Department of Nutritional Sciences, Faculty of Medicine, University of Toronto, Toronto, Ontario, Canada.
PLoS One. 2012;7(9):e45162. doi: 10.1371/journal.pone.0045162. Epub 2012 Sep 12.
Hormonal contraceptive (HC) use may increase cardiometabolic risk; however, the effect of HC on emerging cardiometabolic and other disease risk factors is not clear.
To determine the association between HC use and plasma proteins involved in established and emerging disease risk pathways.
Concentrations of 54 high-abundance plasma proteins were measured simultaneously by LC-MRM/MS in 783 women from the Toronto Nutrigenomics and Health Study. C-reactive protein (CRP) was measured separately. ANCOVA was used to test differences in protein concentrations between users and non-users, and among HC users depending on total hormone dose. Linear regression was used to test the association between duration (years) of HC use and plasma protein concentrations. Principal components analysis (PCA) was used to identify plasma proteomic profiles in users and non-users.
After Bonferroni correction, 19 proteins involved in inflammation, innate immunity, coagulation and blood pressure regulation were significantly different between users and non-users (P<0.0009). These differences were replicated across three distinct ethnocultural groups. Traditional markers of glucose and lipid metabolism were also significantly higher among HC users. Neither hormone dose nor duration of use affected protein concentrations. PCA identified 4 distinct proteomic profiles in users and 3 in non-users.

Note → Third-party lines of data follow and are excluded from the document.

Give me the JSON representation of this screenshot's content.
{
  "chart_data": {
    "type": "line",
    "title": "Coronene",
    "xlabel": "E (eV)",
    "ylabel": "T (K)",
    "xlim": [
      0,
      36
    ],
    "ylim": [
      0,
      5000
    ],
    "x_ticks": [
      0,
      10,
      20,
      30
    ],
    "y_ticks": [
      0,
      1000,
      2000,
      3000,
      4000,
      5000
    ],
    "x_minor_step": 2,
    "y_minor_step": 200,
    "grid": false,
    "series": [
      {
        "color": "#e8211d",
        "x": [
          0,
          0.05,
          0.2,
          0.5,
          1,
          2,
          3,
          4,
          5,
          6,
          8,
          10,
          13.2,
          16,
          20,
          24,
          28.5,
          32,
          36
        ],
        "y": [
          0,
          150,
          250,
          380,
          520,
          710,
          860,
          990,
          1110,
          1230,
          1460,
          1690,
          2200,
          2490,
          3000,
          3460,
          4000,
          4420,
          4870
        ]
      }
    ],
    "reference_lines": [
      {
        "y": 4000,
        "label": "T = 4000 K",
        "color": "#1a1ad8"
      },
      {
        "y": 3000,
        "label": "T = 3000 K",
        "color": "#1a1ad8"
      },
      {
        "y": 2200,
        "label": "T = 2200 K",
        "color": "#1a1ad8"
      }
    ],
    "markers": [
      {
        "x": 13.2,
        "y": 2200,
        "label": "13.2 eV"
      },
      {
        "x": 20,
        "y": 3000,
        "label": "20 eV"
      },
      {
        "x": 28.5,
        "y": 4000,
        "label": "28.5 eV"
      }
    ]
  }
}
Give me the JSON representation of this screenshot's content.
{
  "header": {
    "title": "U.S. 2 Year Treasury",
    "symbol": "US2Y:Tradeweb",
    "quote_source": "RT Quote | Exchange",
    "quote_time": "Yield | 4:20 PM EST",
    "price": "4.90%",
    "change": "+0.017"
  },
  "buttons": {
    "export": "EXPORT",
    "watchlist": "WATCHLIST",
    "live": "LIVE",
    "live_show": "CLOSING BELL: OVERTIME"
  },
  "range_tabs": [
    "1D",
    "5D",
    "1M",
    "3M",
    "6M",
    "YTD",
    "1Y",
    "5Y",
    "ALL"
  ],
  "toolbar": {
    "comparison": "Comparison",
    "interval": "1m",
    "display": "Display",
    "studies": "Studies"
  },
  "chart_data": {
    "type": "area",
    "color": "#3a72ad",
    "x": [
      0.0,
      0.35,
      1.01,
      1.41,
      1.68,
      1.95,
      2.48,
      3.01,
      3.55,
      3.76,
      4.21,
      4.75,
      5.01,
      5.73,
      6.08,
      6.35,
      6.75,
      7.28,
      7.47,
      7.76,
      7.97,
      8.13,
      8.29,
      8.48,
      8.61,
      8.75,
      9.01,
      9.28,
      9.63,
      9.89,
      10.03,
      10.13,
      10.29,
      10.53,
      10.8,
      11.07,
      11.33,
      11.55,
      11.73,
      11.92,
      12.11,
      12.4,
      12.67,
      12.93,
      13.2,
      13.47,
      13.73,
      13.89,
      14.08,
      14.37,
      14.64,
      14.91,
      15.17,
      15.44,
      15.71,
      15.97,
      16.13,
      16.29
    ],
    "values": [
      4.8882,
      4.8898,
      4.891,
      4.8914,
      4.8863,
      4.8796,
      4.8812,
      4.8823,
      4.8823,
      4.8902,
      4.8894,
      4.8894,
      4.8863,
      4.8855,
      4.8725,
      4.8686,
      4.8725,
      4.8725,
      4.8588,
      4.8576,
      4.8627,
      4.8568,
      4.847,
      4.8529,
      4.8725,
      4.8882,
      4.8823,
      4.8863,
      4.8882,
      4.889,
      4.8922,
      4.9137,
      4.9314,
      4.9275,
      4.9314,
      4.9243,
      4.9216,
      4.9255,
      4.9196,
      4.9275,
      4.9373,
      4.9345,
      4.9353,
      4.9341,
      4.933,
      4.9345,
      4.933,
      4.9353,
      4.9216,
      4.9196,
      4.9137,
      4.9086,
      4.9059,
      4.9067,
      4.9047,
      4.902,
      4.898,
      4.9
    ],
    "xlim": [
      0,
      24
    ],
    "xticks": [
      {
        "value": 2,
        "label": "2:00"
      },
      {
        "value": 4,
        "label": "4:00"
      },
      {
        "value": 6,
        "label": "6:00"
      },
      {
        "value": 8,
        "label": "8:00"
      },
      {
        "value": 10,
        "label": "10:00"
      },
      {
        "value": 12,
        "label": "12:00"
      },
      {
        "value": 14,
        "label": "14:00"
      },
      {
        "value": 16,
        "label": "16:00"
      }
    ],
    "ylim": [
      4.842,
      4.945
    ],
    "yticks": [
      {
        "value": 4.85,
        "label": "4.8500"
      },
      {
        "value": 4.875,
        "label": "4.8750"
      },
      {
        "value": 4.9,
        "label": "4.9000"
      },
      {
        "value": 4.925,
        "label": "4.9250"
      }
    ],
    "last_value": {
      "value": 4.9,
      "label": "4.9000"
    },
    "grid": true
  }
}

HC use was associated with different concentrations of plasma proteins along various disease-related pathways, and these differences were present across different ethnicities. Aside from the known effect of HC on traditional biomarkers of cardiometabolic risk, HC use also affects numerous proteins that may be biomarkers of dysregulation in inflammation, coagulation and blood pressure.

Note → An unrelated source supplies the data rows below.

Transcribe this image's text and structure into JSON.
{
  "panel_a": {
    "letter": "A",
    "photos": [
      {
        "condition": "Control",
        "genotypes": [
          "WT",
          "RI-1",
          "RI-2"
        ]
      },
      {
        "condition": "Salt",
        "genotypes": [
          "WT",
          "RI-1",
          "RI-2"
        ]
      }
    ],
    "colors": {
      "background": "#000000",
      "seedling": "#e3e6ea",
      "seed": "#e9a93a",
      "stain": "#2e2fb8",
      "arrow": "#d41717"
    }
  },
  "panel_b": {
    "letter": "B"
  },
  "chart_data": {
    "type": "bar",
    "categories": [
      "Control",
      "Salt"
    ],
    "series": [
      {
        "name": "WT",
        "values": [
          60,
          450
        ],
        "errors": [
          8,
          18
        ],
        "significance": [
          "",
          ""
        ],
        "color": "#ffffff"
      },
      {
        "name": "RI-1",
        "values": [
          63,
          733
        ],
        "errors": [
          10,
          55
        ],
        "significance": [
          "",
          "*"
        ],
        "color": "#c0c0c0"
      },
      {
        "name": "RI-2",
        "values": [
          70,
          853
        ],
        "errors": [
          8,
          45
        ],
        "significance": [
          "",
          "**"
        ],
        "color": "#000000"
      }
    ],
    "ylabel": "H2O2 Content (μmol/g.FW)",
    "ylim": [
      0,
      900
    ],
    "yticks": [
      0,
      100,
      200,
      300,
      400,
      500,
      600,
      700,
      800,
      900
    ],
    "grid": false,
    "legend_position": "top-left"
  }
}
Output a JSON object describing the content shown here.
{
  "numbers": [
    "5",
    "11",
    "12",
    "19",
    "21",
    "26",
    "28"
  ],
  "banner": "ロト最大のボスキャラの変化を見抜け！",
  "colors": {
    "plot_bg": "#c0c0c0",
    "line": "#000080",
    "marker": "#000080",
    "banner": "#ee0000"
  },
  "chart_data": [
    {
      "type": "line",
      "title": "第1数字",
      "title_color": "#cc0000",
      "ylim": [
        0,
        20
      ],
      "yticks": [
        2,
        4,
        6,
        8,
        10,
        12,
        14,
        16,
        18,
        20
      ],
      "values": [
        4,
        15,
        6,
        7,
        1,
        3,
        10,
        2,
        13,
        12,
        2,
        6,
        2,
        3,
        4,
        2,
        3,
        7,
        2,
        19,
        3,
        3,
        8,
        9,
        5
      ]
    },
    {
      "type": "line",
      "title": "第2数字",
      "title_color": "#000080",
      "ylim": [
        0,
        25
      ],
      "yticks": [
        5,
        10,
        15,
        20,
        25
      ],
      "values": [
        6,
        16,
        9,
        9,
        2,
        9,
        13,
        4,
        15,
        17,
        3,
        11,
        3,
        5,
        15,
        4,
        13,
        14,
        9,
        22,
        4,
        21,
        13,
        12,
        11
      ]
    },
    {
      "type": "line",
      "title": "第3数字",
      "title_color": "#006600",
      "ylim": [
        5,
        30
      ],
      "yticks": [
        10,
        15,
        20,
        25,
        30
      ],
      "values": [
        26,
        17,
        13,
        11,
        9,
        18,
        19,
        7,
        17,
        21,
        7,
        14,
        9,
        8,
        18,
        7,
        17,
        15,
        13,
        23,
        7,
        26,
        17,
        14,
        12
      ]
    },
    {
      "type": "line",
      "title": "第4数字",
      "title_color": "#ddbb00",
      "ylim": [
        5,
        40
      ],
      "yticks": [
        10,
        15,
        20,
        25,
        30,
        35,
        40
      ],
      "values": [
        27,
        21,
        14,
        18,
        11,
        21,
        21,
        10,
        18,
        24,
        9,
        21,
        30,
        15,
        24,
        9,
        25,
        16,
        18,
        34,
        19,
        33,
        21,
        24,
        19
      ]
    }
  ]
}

激素避孕(HC)的使用可能会增加心血管代谢风险;然而,HC 对新兴的心血管代谢和其他疾病风险因素的影响尚不清楚。
确定 HC 使用与参与既定和新兴疾病风险途径的血浆蛋白之间的关联。
通过 LC-MRM/MS 在多伦多营养基因组学和健康研究中的 783 名女性中同时测量 54 种高丰度血浆蛋白的浓度。单独测量 C 反应蛋白(CRP)。使用 ANCOVA 检验使用者和非使用者之间以及根据总激素剂量的 HC 使用者之间的蛋白浓度差异。线性回归用于检验 HC 使用年限(年)与血浆蛋白浓度之间的关系。主成分分析(PCA)用于鉴定使用者和非使用者的血浆蛋白质组图谱。
经 Bonferroni 校正后,19 种参与炎症、先天免疫、凝血和血压调节的蛋白在使用者和非使用者之间存在显著差异(P<0.0009)。这些差异在三个不同的种族群体中得到了复制。HC 使用者的传统葡萄糖和脂质代谢标志物也明显更高。激素剂量和使用年限均未影响蛋白浓度。PCA 在使用者中鉴定出 4 种不同的蛋白质组图谱,在非使用者中鉴定出 3 种。
HC 使用与多种疾病相关途径的血浆蛋白浓度存在差异,且这些差异存在于不同种族之间。除了 HC 对心血管代谢风险的传统生物标志物的已知影响外,HC 使用还会影响许多可能是炎症、凝血和血压失调的生物标志物的蛋白。